OpenVPN via NetworkManager timeouts; works through openvpn client

Hey there,

When using openvpn client directly, from command line (as root), the connection to VPN server works just fine. When attempting to connect via NetworkManager, it times out.

Both configurations use same keys, hosts etc. Both record in journal UDPv4 link remote: [AF_INET]XXX.XXX.XXX.XXX:1194 to the same host.

Network Manager starts openvpn service, and receives:
NetworkManager[2019]: <info> VPN connection ‘Some VPN’ (ConnectInteractive) reply received.

But eventually fails with:
NetworkManager[2019]: <warn> VPN connection ‘Some VPN’ connect timeout exceeded.

Is there know issue with this?
Some special permission?
AppArmor policy that has to be set?
Is it failing because it is (ConnectInteractive) interactive and hides some user input?

openSUSE Leap 42.1; fresh install

Ok, so changing to TCP 443 worked. Means that user nm-openvpn is prohibited from opening connection to non standard ports. How does one configure this in openSUSE?

Examine the NetworkManager log for more information. Open a terminal and do

sudo journalctl -fu NetworkManager

then attempt to activate the VPN connection. That might yield more clues.

Good catch!. Not sure about this.

I’m using KDE Plasma NM front-end and don’t see where to add a custom gateway port, but this option apparently exists in the Gnome NM front-end via ‘Advanced’ in the VPN tab. You could try using the Gnome front-end for configuration instead (provided by NetworkManager-gnome).

There were no errors apart from final timeout. When looking at output of

/usr/lib/nm-openvpn-service --debug

All I see is constant attempt to initiate UDP connection.

I am pretty sure it is permission thing. Not sure how to figure it out. Could it be AppArmor/Firewall thing? I have no custom policies/rules.

Didn’t you already establish this was due to not being able to use a non-standard port?

Sorry, I used that term incorrectly. I meant non standard such as 80, 443, etc. I was trying to use fairly standard for OpenVPN UDP port 1194 which appears to be either blocked by default (why would outgoing connection be blocked by default) or prevented by some policy.

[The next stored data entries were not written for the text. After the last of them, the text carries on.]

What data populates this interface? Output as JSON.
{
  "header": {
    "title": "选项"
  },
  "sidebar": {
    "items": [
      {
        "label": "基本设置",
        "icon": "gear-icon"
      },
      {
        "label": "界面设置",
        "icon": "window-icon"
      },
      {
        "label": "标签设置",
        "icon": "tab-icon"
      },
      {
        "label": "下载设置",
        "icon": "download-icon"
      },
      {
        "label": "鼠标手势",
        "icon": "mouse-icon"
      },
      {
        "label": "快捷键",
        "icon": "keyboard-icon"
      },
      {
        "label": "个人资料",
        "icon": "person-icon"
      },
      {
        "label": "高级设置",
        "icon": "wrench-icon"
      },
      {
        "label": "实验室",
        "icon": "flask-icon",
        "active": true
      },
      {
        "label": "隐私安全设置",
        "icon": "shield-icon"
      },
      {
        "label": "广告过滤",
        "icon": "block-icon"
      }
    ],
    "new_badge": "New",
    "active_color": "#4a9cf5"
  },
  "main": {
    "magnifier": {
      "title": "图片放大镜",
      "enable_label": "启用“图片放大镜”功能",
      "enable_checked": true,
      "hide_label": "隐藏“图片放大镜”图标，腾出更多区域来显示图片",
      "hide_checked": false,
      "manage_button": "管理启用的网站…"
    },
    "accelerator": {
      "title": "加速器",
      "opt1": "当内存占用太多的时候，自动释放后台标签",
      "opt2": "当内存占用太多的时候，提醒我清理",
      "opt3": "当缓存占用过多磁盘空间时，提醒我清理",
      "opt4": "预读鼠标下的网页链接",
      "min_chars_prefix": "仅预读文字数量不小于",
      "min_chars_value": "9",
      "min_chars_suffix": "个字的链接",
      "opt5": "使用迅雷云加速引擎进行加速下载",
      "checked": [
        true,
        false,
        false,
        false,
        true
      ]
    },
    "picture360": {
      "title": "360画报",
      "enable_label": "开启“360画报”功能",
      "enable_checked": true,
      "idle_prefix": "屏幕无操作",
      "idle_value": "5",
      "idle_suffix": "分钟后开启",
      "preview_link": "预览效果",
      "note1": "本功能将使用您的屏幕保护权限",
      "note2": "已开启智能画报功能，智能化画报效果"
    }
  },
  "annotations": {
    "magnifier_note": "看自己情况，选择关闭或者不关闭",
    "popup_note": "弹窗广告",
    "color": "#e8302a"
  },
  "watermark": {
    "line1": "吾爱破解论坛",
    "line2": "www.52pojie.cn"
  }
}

The location for setting a custom gateway port in KDE Plasma NetworkManager is at:
Connection Editor > Add > openVPN > Tab: VPN (openvpn), button labeled “Advanced” > Tab: General. It is the first parameter that can be edited. Many parameters can be edited from this location, including:

  • Custom gateway port
  • Custom tunnel MTU
  • Custom UDP fragment size
  • Use custom renegotiation interval
  • Set virtual device type (TUN/TAP)
  • Use LZO compression
  • Use TCP connection
  • Restrict TCP maximum segment size (MSS)
  • Randomize remote hosts

Other tabs avaiable throught the “Advanced” button include:

  • Security (choose cypher, custom cypher key size, and HMAC authentication type)
  • TLS Settings (Subject Match, Verify peer (server signature), Use additional TLS authrntication (key file, key direction)
  • Proxies (Proxy Type (Not Required, HYYP, SOCKS), Server Address, Port, option: retry indefinately when error occour, Proxy Username, Proxy Password)

FWIW, I am using a custom port value of 53 as I write this post, and it works properly.